The same thing happens when we’re wandering down the street and suddenly find something that has been dropped on the sidewalk, you start to think who dropped this? what is this?

I love the idea that each object holds its own story. So, that has been pretty consistent between all the bodies of work I’ve done.

Obviously, the other thread is working in traditional ceramics, in between larger projects I end up making pots. I just have this habit of creating pots when I reach a point where I’m not quite sure what to do next. I take a break from the larger sculpture and spend a few days making bowls or cups or plates. It’s a sort of meditative studio process, where I’m able to let my mind wander.

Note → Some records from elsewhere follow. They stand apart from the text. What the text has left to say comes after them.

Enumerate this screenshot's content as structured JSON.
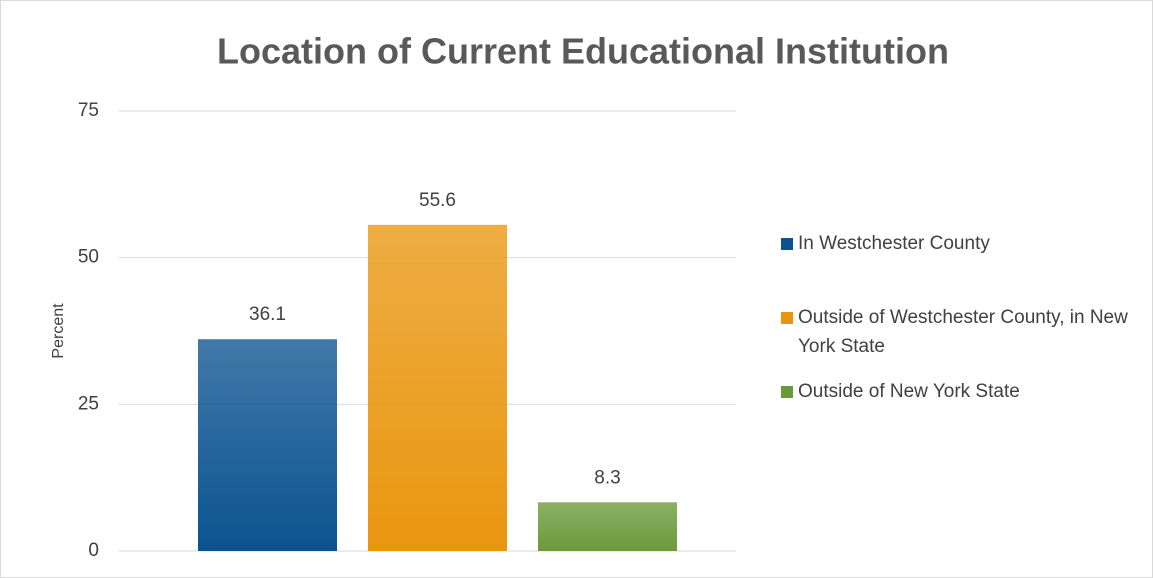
{
  "chart_data": {
    "type": "bar",
    "title": "Location of Current Educational Institution",
    "y_label": "Percent",
    "categories": [
      null
    ],
    "series": [
      {
        "name": "In Westchester County",
        "color": "#0b5390",
        "values": [
          36.1
        ]
      },
      {
        "name": "Outside of Westchester County, in New York State",
        "color": "#e9960f",
        "values": [
          55.6
        ]
      },
      {
        "name": "Outside of New York State",
        "color": "#6b9a3a",
        "values": [
          8.3
        ]
      }
    ],
    "ylim": [
      0,
      75
    ],
    "yticks": [
      0,
      25,
      50,
      75
    ],
    "grid": true,
    "legend": "right"
  }
}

My other most recent body of work is called Saturated with the Subconscious, which is a collaborative project with painter Eric Sandberg. A few of those pieces are up in another exhibition at VisArts as part of This Moment of Rupture. Those pieces are also about the way objects hold narratives, pillows that might harbor our deepest thoughts. After we take our heads off the pillow, what do we leave behind?

This interview was conducted by Megan Koeppel, the Exhibition Programming Coordinator.